The capitate lies in a central position in the distal carpal row and, because of this protected location, it is rarely fractured.

Clinical features

The mechanism generally is a direct blow to the dorsum of the wrist. Fractures may also be seen in association with perilunate dislocations after a fall on the outstretched dorsiflexed hand. Clinical examination reveals dorsal wrist pain and swelling, with localized tenderness over the capitate. Complications of nonunion and AVN of the proximal fragment are rare but do occur because the capitate receives blood supply through its distal half.

Diagnostic testing

Fractures usually are visible on the standard PA view of the wrist, although the lateral and oblique views may be helpful in determining the presence of rotation or displacement of the fracture fragment. CT scan or MRI can be useful in identifying radiographically occult fractures.
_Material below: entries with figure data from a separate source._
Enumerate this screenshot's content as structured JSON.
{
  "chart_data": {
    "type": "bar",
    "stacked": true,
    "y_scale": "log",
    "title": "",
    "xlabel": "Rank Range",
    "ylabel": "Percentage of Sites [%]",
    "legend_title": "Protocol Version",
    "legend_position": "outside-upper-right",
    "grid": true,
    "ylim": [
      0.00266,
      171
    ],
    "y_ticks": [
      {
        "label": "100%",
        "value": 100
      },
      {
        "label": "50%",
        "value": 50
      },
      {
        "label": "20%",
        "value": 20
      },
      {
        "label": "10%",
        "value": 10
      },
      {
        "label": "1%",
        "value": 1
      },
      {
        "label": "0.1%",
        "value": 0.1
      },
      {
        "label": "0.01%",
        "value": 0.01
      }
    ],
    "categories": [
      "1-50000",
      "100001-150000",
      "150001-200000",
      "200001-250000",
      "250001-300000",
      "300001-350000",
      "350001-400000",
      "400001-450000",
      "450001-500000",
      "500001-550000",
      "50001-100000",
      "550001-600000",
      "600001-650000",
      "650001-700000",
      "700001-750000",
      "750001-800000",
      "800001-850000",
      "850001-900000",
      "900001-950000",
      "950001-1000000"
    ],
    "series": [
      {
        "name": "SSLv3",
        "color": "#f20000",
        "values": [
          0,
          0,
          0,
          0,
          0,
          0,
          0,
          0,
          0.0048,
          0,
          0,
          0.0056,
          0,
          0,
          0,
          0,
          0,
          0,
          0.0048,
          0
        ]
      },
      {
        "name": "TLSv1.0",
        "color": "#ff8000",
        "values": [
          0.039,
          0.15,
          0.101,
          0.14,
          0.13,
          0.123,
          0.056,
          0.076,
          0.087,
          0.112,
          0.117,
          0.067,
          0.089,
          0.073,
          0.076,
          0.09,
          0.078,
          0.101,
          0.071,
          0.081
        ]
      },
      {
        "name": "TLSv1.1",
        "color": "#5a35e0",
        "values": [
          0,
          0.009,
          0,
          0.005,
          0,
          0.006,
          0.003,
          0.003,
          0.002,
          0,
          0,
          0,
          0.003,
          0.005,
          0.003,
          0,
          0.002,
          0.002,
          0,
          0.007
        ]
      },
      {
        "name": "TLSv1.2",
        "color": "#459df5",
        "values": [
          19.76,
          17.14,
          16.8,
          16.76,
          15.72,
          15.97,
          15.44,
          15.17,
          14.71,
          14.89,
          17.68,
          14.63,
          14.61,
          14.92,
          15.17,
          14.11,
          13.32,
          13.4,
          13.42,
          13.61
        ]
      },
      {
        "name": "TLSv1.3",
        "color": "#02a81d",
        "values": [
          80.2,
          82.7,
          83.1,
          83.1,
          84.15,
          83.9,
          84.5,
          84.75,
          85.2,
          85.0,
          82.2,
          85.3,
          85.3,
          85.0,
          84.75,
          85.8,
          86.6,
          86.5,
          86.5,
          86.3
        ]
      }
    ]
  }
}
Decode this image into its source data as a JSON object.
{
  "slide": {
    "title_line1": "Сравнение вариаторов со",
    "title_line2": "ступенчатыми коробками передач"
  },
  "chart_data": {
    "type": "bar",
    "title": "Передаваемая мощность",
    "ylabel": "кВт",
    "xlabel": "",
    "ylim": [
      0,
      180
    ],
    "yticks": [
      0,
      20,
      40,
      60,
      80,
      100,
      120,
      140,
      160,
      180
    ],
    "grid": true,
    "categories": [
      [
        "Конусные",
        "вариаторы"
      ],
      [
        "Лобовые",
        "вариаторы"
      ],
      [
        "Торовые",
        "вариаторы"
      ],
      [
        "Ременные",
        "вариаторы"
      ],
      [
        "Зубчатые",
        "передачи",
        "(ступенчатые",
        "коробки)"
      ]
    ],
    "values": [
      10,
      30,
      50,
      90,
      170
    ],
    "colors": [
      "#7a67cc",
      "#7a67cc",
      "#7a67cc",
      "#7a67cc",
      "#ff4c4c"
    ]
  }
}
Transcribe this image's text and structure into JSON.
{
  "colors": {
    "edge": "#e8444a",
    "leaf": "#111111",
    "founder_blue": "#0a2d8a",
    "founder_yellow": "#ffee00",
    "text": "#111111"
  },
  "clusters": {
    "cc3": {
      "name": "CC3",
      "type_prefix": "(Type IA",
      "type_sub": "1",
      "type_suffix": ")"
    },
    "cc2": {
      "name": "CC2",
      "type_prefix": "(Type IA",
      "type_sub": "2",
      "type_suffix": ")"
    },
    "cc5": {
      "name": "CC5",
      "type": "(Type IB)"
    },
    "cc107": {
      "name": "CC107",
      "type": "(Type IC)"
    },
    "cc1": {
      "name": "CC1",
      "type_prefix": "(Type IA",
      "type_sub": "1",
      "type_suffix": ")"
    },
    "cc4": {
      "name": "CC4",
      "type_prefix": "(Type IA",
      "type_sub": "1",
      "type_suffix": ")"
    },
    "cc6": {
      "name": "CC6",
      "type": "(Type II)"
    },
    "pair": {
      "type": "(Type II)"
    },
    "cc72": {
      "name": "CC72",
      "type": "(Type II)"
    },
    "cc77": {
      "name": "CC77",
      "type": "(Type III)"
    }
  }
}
Management and disposition

Identified or suspected nondisplaced fractures of the capitate should be managed with immobilization in a short arm thumb spica splint with routine orthopedic referral within one week. Urgent orthopedic referral within 2 to 3 days is recommended for fractures with displacement. ED consultation is indicated for associated carpal dislocation, open fractures, or neurovascular compromise.